Antonia González González

Recuerdo perfectamente aquel día, cuando nos hicieron la foto a mi hermana Rosario y a mí. Yo tenía seis años recién cumplidos y mi maestra era doña Ventura Abellán. Mi hermana estaba en otra clase (porque era tres años mayor que yo), pero, como éramos hermanas nos llamaron juntas para la sesión fotográfica.

Entraba un sol radiante por la ventana de aquella habitación adonde nos llamaban, una a una (o dos a dos si teníamos hermanas) para tomar la imagen que detendría nuestra infancia, de tal manera que ahora, tantos años después, podemos revivirla como si fuera este momento. Nos colocaron de diferentes formas, como para una película, con tomas distintas: “haz como si estuvieras leyendo”; “tú que eres más pequeña, sentada, y tu hermana de pie”, “las trenzas hacia adelante”, “sonreíd” … Los jerséis, con medias flores bordadas, eran iguales, pero de distinto color, aunque en la foto no se aprecia mucho. El libro que cogía en mi mano me parecía el más bonito del mundo; tenía ilustraciones y letras preciosas.

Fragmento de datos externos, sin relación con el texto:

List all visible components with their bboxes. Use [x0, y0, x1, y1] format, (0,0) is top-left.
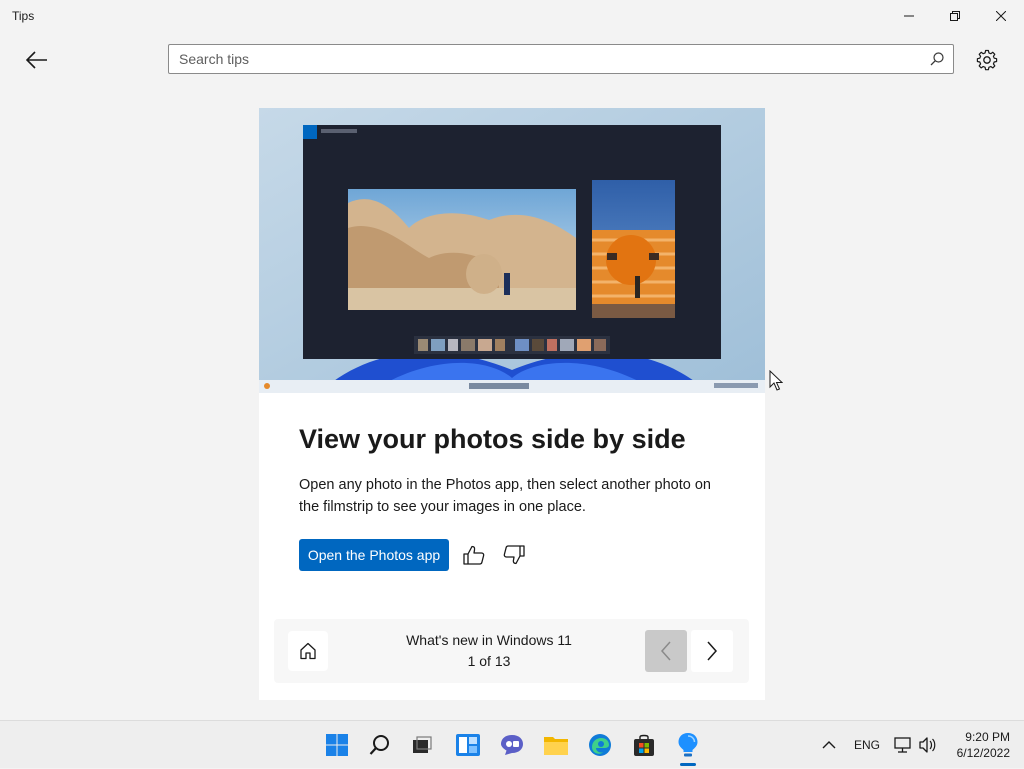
chat-icon	[501, 735, 523, 755]
tips-icon	[678, 733, 698, 757]
task-view-icon	[413, 736, 432, 753]
close-button[interactable]	[978, 0, 1024, 32]
taskbar-clock[interactable]: 9:20 PM 6/12/2022	[944, 729, 1010, 761]
language-indicator[interactable]: ENG	[854, 721, 880, 769]
previous-tip-button[interactable]	[645, 630, 687, 672]
tip-card: View your photos side by side Open any p…	[259, 108, 765, 700]
widgets-button[interactable]	[452, 729, 484, 761]
collection-title: What's new in Windows 11	[406, 632, 572, 648]
minimize-button[interactable]	[886, 0, 932, 32]
taskbar-search-button[interactable]	[364, 729, 396, 761]
collection-info: What's new in Windows 11 1 of 13	[384, 630, 594, 672]
edge-button[interactable]	[584, 729, 616, 761]
home-icon	[300, 642, 316, 660]
store-icon	[634, 734, 654, 756]
app-title: Tips	[12, 9, 35, 23]
back-arrow-icon	[26, 51, 47, 69]
file-explorer-button[interactable]	[540, 729, 572, 761]
title-bar: Tips	[0, 0, 1024, 32]
widgets-icon	[456, 734, 480, 756]
minimize-icon	[904, 15, 914, 17]
network-icon	[894, 737, 911, 753]
thumbs-up-button[interactable]	[461, 543, 487, 567]
thumbs-up-icon	[463, 545, 485, 565]
open-photos-app-button[interactable]: Open the Photos app	[299, 539, 449, 571]
tip-hero-image	[259, 108, 765, 393]
tip-position: 1 of 13	[467, 653, 511, 669]
active-app-indicator	[680, 763, 696, 766]
chat-button[interactable]	[496, 729, 528, 761]
clock-time: 9:20 PM	[965, 730, 1010, 744]
thumbs-down-button[interactable]	[501, 543, 527, 567]
search-icon[interactable]	[929, 51, 945, 67]
search-taskbar-icon	[369, 735, 389, 755]
volume-icon	[919, 737, 936, 753]
settings-button[interactable]	[970, 44, 1004, 76]
thumbs-down-icon	[503, 545, 525, 565]
tip-navigation-bar: What's new in Windows 11 1 of 13	[274, 619, 749, 683]
home-button[interactable]	[288, 631, 328, 671]
taskbar: ENG 9:20 PM 6/12/2022	[0, 720, 1024, 768]
chevron-up-icon	[822, 741, 836, 749]
network-button[interactable]	[893, 721, 913, 769]
chevron-right-icon	[707, 641, 718, 661]
search-input[interactable]	[169, 45, 929, 73]
back-button[interactable]	[16, 44, 58, 76]
store-button[interactable]	[628, 729, 660, 761]
clock-date: 6/12/2022	[956, 746, 1010, 760]
tip-description: Open any photo in the Photos app, then s…	[299, 477, 711, 515]
show-hidden-icons-button[interactable]	[822, 721, 836, 769]
mouse-cursor-icon	[769, 370, 783, 391]
restore-icon	[950, 11, 960, 21]
next-tip-button[interactable]	[691, 630, 733, 672]
restore-button[interactable]	[932, 0, 978, 32]
tip-title: View your photos side by side	[299, 424, 686, 454]
task-view-button[interactable]	[406, 729, 438, 761]
start-button[interactable]	[321, 729, 353, 761]
search-box[interactable]	[168, 44, 954, 74]
chevron-left-icon	[660, 641, 671, 661]
file-explorer-icon	[544, 737, 568, 755]
volume-button[interactable]	[918, 721, 938, 769]
start-icon	[326, 734, 348, 756]
tips-taskbar-button[interactable]	[672, 729, 704, 761]
edge-icon	[589, 734, 611, 756]
gear-icon	[976, 49, 998, 71]
close-icon	[996, 11, 1006, 21]
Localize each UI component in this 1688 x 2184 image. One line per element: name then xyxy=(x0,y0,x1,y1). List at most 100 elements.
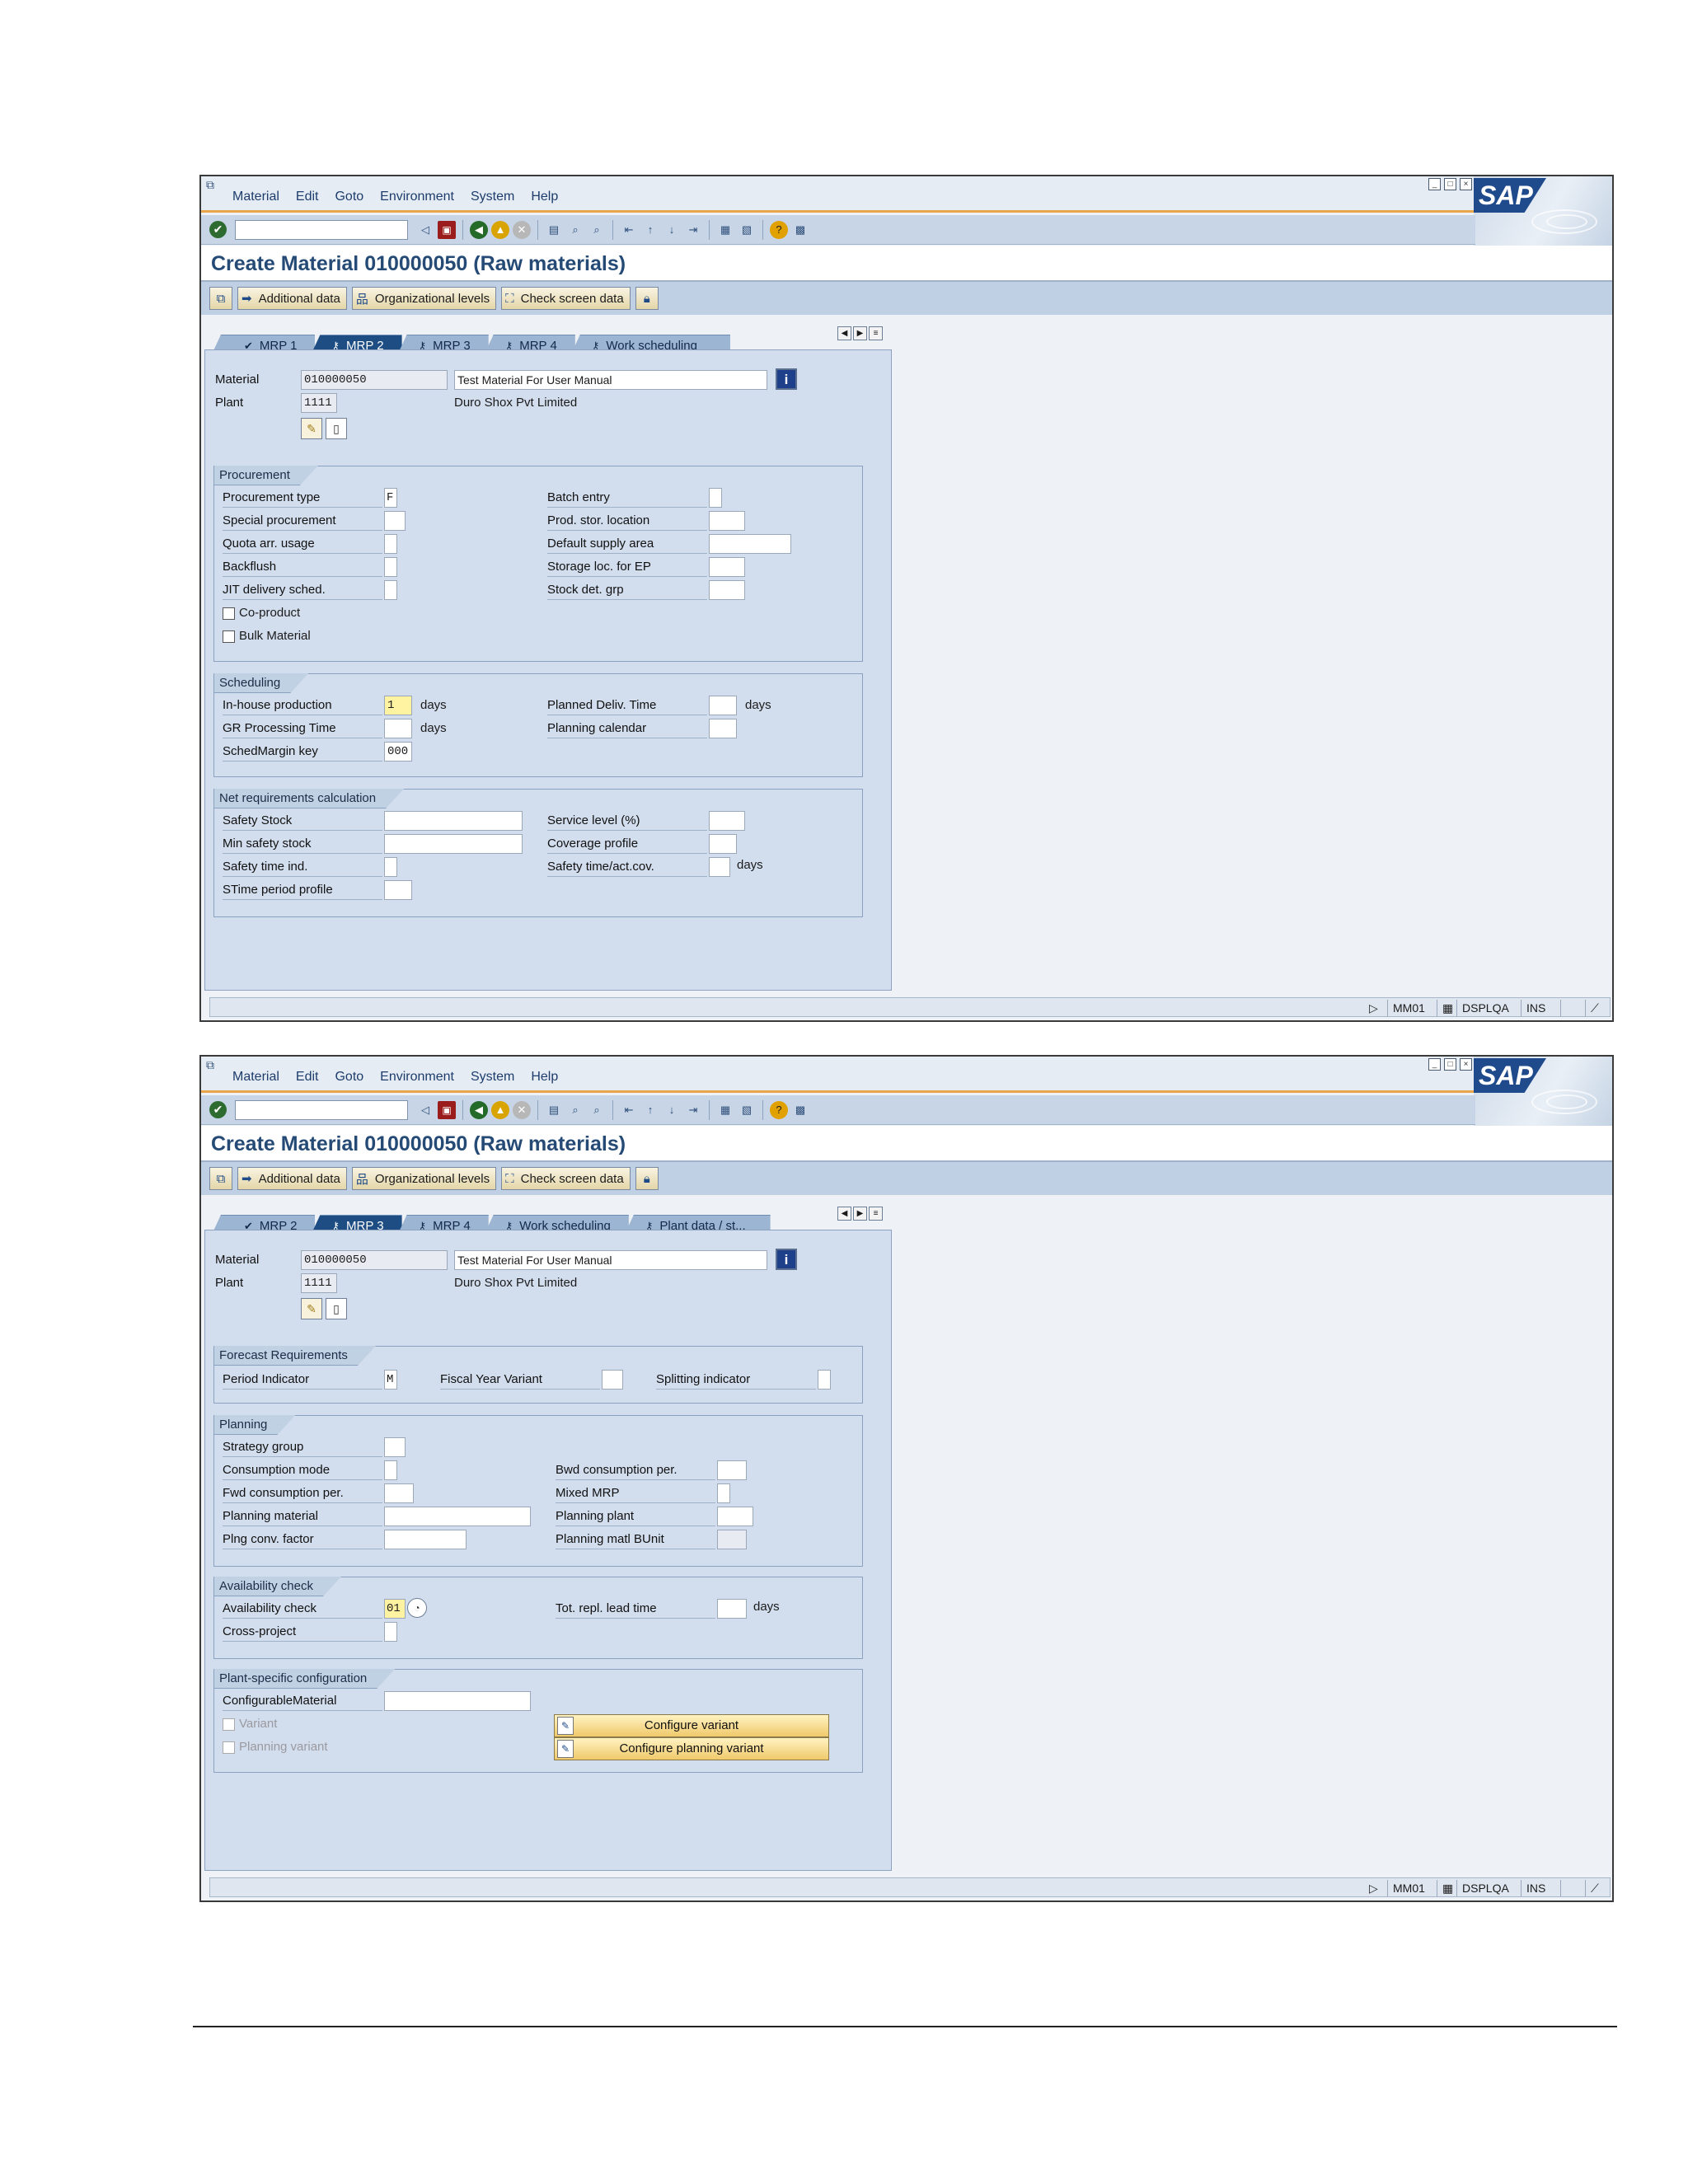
minimize-icon[interactable]: _ xyxy=(1428,1058,1441,1071)
help-icon[interactable]: ? xyxy=(770,220,788,239)
find-icon[interactable]: ⌕ xyxy=(566,221,584,239)
first-page-icon[interactable]: ⇤ xyxy=(620,221,638,239)
planned-deliv-field[interactable] xyxy=(709,696,737,715)
check-screen-button[interactable]: ⛶ Check screen data xyxy=(501,287,631,310)
status-toggle-icon[interactable]: ▷ xyxy=(1364,1880,1383,1896)
exit-icon[interactable]: ▲ xyxy=(491,220,509,239)
org-levels-button[interactable]: 品 Organizational levels xyxy=(351,1167,497,1190)
tot-repl-field[interactable] xyxy=(717,1599,747,1619)
stime-profile-field[interactable] xyxy=(384,880,412,900)
value-help-icon[interactable]: ◔ xyxy=(407,1598,427,1618)
edit-long-text-icon[interactable]: ✎ xyxy=(301,418,322,439)
menu-environment[interactable]: Environment xyxy=(372,190,462,204)
configurable-material-field[interactable] xyxy=(384,1691,531,1711)
storage-ep-field[interactable] xyxy=(709,557,745,577)
tab-next-icon[interactable]: ▶ xyxy=(853,1207,867,1221)
bulk-material-checkbox[interactable] xyxy=(223,630,235,643)
save-icon[interactable]: ▣ xyxy=(438,1100,456,1119)
info-icon[interactable]: i xyxy=(776,1249,797,1270)
first-page-icon[interactable]: ⇤ xyxy=(620,1101,638,1119)
close-icon[interactable]: × xyxy=(1460,178,1472,190)
additional-data-button[interactable]: ➡ Additional data xyxy=(237,287,347,310)
material-description-field[interactable]: Test Material For User Manual xyxy=(454,370,767,390)
lock-button[interactable]: 🔒︎ xyxy=(635,287,659,310)
material-description-field[interactable]: Test Material For User Manual xyxy=(454,1250,767,1270)
safety-time-act-field[interactable] xyxy=(709,857,730,877)
exit-icon[interactable]: ▲ xyxy=(491,1100,509,1119)
min-safety-field[interactable] xyxy=(384,834,523,854)
back-nav-icon[interactable]: ◁ xyxy=(416,1101,434,1119)
status-session-icon[interactable]: ▦ xyxy=(1437,1000,1458,1016)
default-supply-field[interactable] xyxy=(709,534,791,554)
lock-button[interactable]: 🔒︎ xyxy=(635,1167,659,1190)
menu-goto[interactable]: Goto xyxy=(326,190,372,204)
layout-menu-icon[interactable]: ▩ xyxy=(791,1101,809,1119)
service-level-field[interactable] xyxy=(709,811,745,831)
tab-list-icon[interactable]: ≡ xyxy=(869,1207,883,1221)
org-levels-button[interactable]: 品 Organizational levels xyxy=(351,287,497,310)
print-icon[interactable]: ▤ xyxy=(545,1101,563,1119)
strategy-group-field[interactable] xyxy=(384,1437,406,1457)
planning-material-field[interactable] xyxy=(384,1507,531,1526)
sched-margin-field[interactable]: 000 xyxy=(384,742,412,762)
other-material-button[interactable]: ⧉ xyxy=(209,1167,232,1190)
configure-planning-variant-button[interactable]: ✎ Configure planning variant xyxy=(554,1737,829,1760)
print-icon[interactable]: ▤ xyxy=(545,221,563,239)
edit-long-text-icon[interactable]: ✎ xyxy=(301,1298,322,1319)
gr-time-field[interactable] xyxy=(384,719,412,738)
find-icon[interactable]: ⌕ xyxy=(566,1101,584,1119)
menu-system[interactable]: System xyxy=(462,190,523,204)
status-session-icon[interactable]: ▦ xyxy=(1437,1880,1458,1896)
resize-grip-icon[interactable]: ⟋ xyxy=(1585,1880,1610,1896)
menu-edit[interactable]: Edit xyxy=(288,190,327,204)
resize-grip-icon[interactable]: ⟋ xyxy=(1585,1000,1610,1016)
status-toggle-icon[interactable]: ▷ xyxy=(1364,1000,1383,1016)
back-icon[interactable]: ◀ xyxy=(470,1100,488,1119)
tab-next-icon[interactable]: ▶ xyxy=(853,326,867,340)
enter-icon[interactable]: ✔ xyxy=(209,221,227,238)
period-indicator-field[interactable]: M xyxy=(384,1370,397,1390)
prev-page-icon[interactable]: ↑ xyxy=(641,1101,659,1119)
shortcut-icon[interactable]: ▧ xyxy=(738,221,756,239)
inhouse-field[interactable]: 1 xyxy=(384,696,412,715)
fiscal-year-field[interactable] xyxy=(602,1370,623,1390)
document-icon[interactable]: ▯ xyxy=(326,1298,347,1319)
prev-page-icon[interactable]: ↑ xyxy=(641,221,659,239)
command-field[interactable] xyxy=(235,1099,408,1120)
configure-variant-button[interactable]: ✎ Configure variant xyxy=(554,1714,829,1737)
tab-prev-icon[interactable]: ◀ xyxy=(837,326,851,340)
consumption-mode-field[interactable] xyxy=(384,1460,397,1480)
jit-field[interactable] xyxy=(384,580,397,600)
menu-environment[interactable]: Environment xyxy=(372,1070,462,1085)
window-menu-icon[interactable]: ⧉ xyxy=(206,178,221,191)
layout-menu-icon[interactable]: ▩ xyxy=(791,221,809,239)
document-icon[interactable]: ▯ xyxy=(326,418,347,439)
safety-stock-field[interactable] xyxy=(384,811,523,831)
command-field[interactable] xyxy=(235,219,408,240)
additional-data-button[interactable]: ➡ Additional data xyxy=(237,1167,347,1190)
plng-conv-field[interactable] xyxy=(384,1530,467,1549)
back-icon[interactable]: ◀ xyxy=(470,220,488,239)
menu-material[interactable]: Material xyxy=(224,1070,288,1085)
menu-goto[interactable]: Goto xyxy=(326,1070,372,1085)
planning-plant-field[interactable] xyxy=(717,1507,753,1526)
co-product-checkbox[interactable] xyxy=(223,607,235,620)
cross-project-field[interactable] xyxy=(384,1622,397,1642)
cancel-icon[interactable]: ✕ xyxy=(513,220,531,239)
special-procurement-field[interactable] xyxy=(384,511,406,531)
other-material-button[interactable]: ⧉ xyxy=(209,287,232,310)
shortcut-icon[interactable]: ▧ xyxy=(738,1101,756,1119)
planning-calendar-field[interactable] xyxy=(709,719,737,738)
tab-prev-icon[interactable]: ◀ xyxy=(837,1207,851,1221)
quota-usage-field[interactable] xyxy=(384,534,397,554)
safety-time-ind-field[interactable] xyxy=(384,857,397,877)
batch-entry-field[interactable] xyxy=(709,488,722,508)
close-icon[interactable]: × xyxy=(1460,1058,1472,1071)
cancel-icon[interactable]: ✕ xyxy=(513,1100,531,1119)
mixed-mrp-field[interactable] xyxy=(717,1483,730,1503)
find-next-icon[interactable]: ⌕ xyxy=(588,221,606,239)
save-icon[interactable]: ▣ xyxy=(438,220,456,239)
availability-check-field[interactable]: 01 xyxy=(384,1599,406,1619)
restore-icon[interactable]: □ xyxy=(1444,1058,1456,1071)
splitting-field[interactable] xyxy=(818,1370,831,1390)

Estuve dos años con doña Ventura y después pasé con doña Lola Portal. Aprendimos a bailar “Niña asómate a la reja” con doña Lola, en la entrada del colegio, en el rellano de la gran escalera; parecíamos princesas bajando y subiendo por aquellas escaleras majestuosas que se levantaban a derecha y a izquierda enfrente de la puerta principal. Y bailando la Reja, sobre todo cuando ya aprendimos a hacerlo bien, nos sentíamos como las reinas del colegio.

Recuerdo los desayunos calientes en el patio, cómo jugábamos por grupos y luego, antes de irnos a clase, cantábamos todas y formábamos en fila para volver. En el mes de mayo, en el patio también, hacíamos las Flores a María, dábamos vueltas por el patio en procesión, detrás de la Virgen y cantábamos.

Cuando hacíamos la primera comunión, doña Paquita esperaba a cada una y nos daba un beso, estaba ahí, nos cogía la mano y nos decía que fuésemos buenas.

Un día, doña Paquita entró a la clase y nos preguntó que quién quería quedarse a las Permanencias. Era una hora de repaso, de 5 a 6, después de las clases. Yo levanté la mano enseguida y me quedé, aunque no se me pasó por la cabeza que antes tenía que avisar en casa.  Cuando llegué, mi madre estaba preocupada porque tardaba en llegar del colegio, al decirle que había estado en las permanencias, una hora más de clase, me dijo que le parecía bien que fuera, pero que tendría que haberla avisado primero. A partir de ese día, todas las tarde me quedaba.

Una vez al año, no recuerdo para qué fiesta, nos daban chocolate caliente con bollos de aceite. Estaban deliciosos.

Terminé el colegio a los catorce años, en el año 66. Mi madre le dijo a doña Paquita que si podía darme clases de mecanografía para que pudiera prepararme para un oficio. Iba una hora a su despacho a las cinco de la tarde y practicaba en la única máquina que había allí. A mí me gustaba, me parecía que me iba a ser secretaria. Sin embargo, el negocio familiar de yeso y cal en casa de mis padres necesitaba muchas manos, y faltaba de vez en cuando a las clases. Pronto tuve que dejar de ir. Otra vez, dejé el colegio.

Siento nostalgia de aquellos años en los que se vivía y se aprendía con ilusión. Aunque estoy convencida de que gran parte de lo que somos lo aprendimos con nuestras maestras, en nuestro colegio.[1]

Antonia González González


[1] GONZÁLEZ, A. “Recuerdo perfectamente aquel día. Memorias del Natalio Rivas”. Revista De Lectio, nº 6, p. 30-31- Edición on-line.